Setzen Jugendliche in einem öffentlichen Bus einen Desinfektionsmittelspender in Brand, kann der Busfahrer wegen einer erlittenen Rauchgasvergiftung nicht den Arbeitgeber in die Haftung nehmen. Denn der Arbeitgeber musste nicht damit rechnen, dass jugendlicher Vandalismus zu dem Arbeitsunfall führt, entschied das Landesarbeitsgericht (LAG) Rheinland-Pfalz in einem am Freitag, 13.02.2026, veröffentlichten Urteil (AZ: 4 SLa 243/24). Selbst wenn dem Arbeitgeber ein Mitverschulden vorzuwerfen wäre, würde die gesetzliche eingeschränkte Unternehmerhaftung greifen, urteilten die Mainzer Richter. Danach komme ein Ersatz eines Personenschadens durch ein Unternehmen nur in Betracht, wenn dieses den Versicherungsfall vorsätzlich verursacht hat.
Der Kläger war vom 01.06.2020 bis 28.02.2021 als Busfahrer bei einem kommunalen Nahverkehrsbetrieb während der Covid 19-Pandemie tätig.
Um die Ansteckungsgefahr für Fahrgäste zu reduzieren, wurden in dem Bus Desinfektionsmittelspender installiert. Als Jugendliche einen anzündeten, löschte ein Passant den sich entwickelnden Brand mit einem Pulver-Feuerlöscher.
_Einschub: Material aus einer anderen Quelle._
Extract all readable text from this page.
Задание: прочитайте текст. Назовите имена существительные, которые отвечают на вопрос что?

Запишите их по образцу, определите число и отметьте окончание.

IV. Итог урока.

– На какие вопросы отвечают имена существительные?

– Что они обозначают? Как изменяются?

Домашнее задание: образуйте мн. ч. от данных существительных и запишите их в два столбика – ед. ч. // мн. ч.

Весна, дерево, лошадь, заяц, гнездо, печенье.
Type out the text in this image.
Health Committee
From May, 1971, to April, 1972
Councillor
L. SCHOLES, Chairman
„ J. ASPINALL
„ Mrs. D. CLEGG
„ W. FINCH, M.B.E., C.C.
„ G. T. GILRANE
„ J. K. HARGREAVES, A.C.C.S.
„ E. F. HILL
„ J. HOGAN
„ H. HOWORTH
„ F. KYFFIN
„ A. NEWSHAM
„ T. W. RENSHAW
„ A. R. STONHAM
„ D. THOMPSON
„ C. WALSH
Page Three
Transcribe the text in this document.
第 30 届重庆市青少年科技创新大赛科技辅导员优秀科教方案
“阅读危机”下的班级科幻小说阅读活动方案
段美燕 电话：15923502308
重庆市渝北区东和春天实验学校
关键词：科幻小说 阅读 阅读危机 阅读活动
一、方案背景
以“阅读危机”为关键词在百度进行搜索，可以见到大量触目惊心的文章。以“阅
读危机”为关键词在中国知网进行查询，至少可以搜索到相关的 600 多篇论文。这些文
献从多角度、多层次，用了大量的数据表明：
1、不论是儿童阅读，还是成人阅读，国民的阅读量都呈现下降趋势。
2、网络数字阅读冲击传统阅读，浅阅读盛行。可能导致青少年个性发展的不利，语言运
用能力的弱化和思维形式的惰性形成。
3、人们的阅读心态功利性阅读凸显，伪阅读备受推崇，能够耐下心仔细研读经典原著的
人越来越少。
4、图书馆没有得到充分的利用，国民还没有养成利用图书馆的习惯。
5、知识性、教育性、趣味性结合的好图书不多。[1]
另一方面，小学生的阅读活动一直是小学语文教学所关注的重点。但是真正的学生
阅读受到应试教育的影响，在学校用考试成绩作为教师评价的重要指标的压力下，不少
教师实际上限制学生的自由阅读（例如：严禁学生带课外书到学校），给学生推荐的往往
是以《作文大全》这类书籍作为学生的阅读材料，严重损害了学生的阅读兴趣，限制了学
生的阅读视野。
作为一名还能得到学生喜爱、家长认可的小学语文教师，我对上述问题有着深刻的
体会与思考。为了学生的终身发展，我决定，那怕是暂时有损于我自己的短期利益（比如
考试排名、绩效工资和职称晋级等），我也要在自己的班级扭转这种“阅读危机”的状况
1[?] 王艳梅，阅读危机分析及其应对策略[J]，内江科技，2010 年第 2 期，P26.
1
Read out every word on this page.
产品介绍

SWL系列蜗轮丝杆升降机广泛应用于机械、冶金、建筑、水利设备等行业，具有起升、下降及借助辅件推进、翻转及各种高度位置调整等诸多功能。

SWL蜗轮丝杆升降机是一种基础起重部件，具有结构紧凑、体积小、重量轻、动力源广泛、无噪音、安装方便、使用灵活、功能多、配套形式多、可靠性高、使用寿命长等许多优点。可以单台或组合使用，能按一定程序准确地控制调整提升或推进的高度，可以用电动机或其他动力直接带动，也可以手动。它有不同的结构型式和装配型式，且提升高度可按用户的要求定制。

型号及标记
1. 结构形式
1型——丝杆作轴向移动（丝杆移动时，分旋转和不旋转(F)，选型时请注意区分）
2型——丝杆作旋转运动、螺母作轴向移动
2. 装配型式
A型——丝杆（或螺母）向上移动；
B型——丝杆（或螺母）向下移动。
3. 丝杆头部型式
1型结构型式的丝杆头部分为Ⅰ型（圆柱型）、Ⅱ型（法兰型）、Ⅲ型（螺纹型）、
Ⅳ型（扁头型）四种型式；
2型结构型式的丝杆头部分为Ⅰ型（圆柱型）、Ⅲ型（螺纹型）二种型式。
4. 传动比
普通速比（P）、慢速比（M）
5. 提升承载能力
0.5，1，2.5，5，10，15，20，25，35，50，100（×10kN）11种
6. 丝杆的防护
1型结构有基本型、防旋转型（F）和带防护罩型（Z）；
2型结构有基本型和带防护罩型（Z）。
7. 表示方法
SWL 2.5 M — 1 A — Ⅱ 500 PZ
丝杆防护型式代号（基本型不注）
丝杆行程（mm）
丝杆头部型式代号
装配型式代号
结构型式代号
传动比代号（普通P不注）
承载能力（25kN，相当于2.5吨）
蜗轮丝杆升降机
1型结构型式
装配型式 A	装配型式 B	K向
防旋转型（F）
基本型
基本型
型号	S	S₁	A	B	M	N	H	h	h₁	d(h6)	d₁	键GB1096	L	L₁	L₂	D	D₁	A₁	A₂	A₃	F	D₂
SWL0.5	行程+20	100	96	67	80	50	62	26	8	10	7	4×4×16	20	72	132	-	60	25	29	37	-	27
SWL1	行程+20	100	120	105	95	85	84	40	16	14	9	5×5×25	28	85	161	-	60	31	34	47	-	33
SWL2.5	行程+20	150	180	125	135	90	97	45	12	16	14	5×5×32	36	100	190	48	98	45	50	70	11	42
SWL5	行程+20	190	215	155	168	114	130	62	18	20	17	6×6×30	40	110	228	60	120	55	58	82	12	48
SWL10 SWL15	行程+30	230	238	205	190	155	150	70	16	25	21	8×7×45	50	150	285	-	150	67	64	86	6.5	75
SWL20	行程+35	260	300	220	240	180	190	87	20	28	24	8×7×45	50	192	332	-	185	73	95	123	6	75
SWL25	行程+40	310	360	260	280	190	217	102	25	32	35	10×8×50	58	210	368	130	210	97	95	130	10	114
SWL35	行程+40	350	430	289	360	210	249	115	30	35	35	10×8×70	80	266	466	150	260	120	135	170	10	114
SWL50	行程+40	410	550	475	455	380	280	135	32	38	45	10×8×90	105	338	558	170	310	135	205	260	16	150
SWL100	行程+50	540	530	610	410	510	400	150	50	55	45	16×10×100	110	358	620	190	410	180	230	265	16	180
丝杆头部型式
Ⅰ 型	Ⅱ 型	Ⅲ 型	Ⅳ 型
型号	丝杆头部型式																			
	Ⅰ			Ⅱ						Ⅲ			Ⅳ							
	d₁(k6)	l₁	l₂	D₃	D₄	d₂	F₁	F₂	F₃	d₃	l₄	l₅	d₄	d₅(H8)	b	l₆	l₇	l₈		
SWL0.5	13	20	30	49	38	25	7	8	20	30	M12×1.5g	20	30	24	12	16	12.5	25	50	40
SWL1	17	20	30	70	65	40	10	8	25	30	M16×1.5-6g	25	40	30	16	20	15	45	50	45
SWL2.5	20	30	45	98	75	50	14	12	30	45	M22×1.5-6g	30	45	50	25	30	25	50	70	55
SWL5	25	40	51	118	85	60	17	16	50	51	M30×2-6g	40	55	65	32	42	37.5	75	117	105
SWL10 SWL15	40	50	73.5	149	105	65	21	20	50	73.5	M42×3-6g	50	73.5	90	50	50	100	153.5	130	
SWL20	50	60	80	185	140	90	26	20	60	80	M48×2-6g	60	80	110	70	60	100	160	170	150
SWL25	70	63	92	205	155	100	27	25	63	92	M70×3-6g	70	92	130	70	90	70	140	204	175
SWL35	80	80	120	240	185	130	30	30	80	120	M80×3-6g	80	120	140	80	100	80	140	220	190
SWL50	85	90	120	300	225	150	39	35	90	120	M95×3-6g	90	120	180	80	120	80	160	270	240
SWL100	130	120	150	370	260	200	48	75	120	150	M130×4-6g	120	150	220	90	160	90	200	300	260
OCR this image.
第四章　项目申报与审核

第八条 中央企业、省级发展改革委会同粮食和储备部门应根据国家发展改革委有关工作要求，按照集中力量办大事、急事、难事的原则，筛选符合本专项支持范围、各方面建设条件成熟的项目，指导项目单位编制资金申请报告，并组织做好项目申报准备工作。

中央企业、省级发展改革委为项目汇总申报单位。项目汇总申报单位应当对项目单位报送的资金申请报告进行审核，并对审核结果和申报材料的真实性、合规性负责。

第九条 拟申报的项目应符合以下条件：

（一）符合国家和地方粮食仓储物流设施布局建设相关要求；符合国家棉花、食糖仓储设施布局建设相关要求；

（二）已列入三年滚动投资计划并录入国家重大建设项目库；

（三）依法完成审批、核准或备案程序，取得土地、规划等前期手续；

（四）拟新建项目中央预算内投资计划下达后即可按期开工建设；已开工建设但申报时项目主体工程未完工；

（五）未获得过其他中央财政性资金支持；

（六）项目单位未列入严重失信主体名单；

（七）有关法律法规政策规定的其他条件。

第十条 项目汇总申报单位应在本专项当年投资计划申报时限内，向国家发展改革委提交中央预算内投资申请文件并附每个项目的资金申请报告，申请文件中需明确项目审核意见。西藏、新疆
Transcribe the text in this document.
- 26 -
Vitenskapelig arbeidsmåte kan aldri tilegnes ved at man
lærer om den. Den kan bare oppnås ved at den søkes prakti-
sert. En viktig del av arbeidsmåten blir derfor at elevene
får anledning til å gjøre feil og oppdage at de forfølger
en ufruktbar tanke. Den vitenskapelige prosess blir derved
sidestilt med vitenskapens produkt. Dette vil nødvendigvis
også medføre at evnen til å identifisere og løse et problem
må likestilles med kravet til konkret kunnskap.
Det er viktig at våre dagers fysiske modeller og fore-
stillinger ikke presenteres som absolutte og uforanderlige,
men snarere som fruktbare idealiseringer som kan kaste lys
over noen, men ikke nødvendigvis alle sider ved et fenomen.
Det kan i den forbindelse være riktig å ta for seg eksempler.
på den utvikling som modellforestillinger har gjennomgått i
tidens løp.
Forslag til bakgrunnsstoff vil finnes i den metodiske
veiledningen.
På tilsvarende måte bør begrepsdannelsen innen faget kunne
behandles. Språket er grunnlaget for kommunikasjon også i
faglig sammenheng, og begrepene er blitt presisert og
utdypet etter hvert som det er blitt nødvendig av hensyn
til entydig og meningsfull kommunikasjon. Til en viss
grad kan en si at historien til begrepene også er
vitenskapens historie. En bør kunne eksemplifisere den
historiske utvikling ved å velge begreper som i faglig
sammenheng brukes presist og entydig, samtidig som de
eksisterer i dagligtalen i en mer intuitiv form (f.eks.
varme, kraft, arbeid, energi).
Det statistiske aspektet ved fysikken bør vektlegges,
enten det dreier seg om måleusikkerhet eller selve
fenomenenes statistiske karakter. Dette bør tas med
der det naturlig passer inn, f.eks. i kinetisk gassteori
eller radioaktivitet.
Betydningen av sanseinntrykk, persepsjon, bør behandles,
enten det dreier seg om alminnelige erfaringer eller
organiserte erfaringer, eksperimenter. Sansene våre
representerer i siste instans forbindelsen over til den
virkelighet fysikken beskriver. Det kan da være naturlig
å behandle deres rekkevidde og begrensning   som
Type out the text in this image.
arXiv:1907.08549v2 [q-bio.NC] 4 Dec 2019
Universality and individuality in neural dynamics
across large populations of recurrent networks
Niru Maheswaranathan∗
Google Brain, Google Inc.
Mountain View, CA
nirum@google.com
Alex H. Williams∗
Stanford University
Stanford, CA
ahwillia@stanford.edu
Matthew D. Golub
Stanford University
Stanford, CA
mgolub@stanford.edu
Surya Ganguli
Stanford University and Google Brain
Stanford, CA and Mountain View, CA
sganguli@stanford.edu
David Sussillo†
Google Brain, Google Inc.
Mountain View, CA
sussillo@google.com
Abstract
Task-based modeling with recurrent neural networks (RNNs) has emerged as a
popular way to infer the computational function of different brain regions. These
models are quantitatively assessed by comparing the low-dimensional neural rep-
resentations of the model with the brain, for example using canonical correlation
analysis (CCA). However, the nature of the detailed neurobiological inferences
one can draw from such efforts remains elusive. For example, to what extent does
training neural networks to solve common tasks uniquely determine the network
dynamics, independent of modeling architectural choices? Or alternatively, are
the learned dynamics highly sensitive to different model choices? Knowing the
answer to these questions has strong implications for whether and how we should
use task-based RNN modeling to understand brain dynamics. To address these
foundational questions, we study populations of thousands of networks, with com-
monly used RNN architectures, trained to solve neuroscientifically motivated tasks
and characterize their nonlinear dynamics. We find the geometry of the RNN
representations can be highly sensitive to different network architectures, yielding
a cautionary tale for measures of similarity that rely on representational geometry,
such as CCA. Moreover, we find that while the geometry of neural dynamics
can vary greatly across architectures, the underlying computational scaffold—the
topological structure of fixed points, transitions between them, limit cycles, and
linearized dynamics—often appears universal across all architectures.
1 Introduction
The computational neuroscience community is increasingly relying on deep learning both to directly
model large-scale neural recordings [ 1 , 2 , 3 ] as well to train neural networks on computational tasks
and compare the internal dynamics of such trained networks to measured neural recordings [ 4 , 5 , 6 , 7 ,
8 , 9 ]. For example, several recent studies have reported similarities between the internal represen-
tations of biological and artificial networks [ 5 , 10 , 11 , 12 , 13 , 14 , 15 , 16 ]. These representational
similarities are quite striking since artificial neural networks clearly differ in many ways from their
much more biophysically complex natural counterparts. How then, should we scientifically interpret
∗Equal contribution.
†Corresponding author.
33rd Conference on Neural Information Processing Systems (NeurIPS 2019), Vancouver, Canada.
Der Busfahrer erlitt eine Rauchgasvergiftung, die zu einem Stimmverlust führte. Die zuständige Berufsgenossenschaft erkannte den Vorfall als Arbeitsunfall an und stellte eine Minderung der Erwerbsfähigkeit um 40 Prozent fest. Eine Strafanzeige gegen die Jugendlichen blieb unergiebig.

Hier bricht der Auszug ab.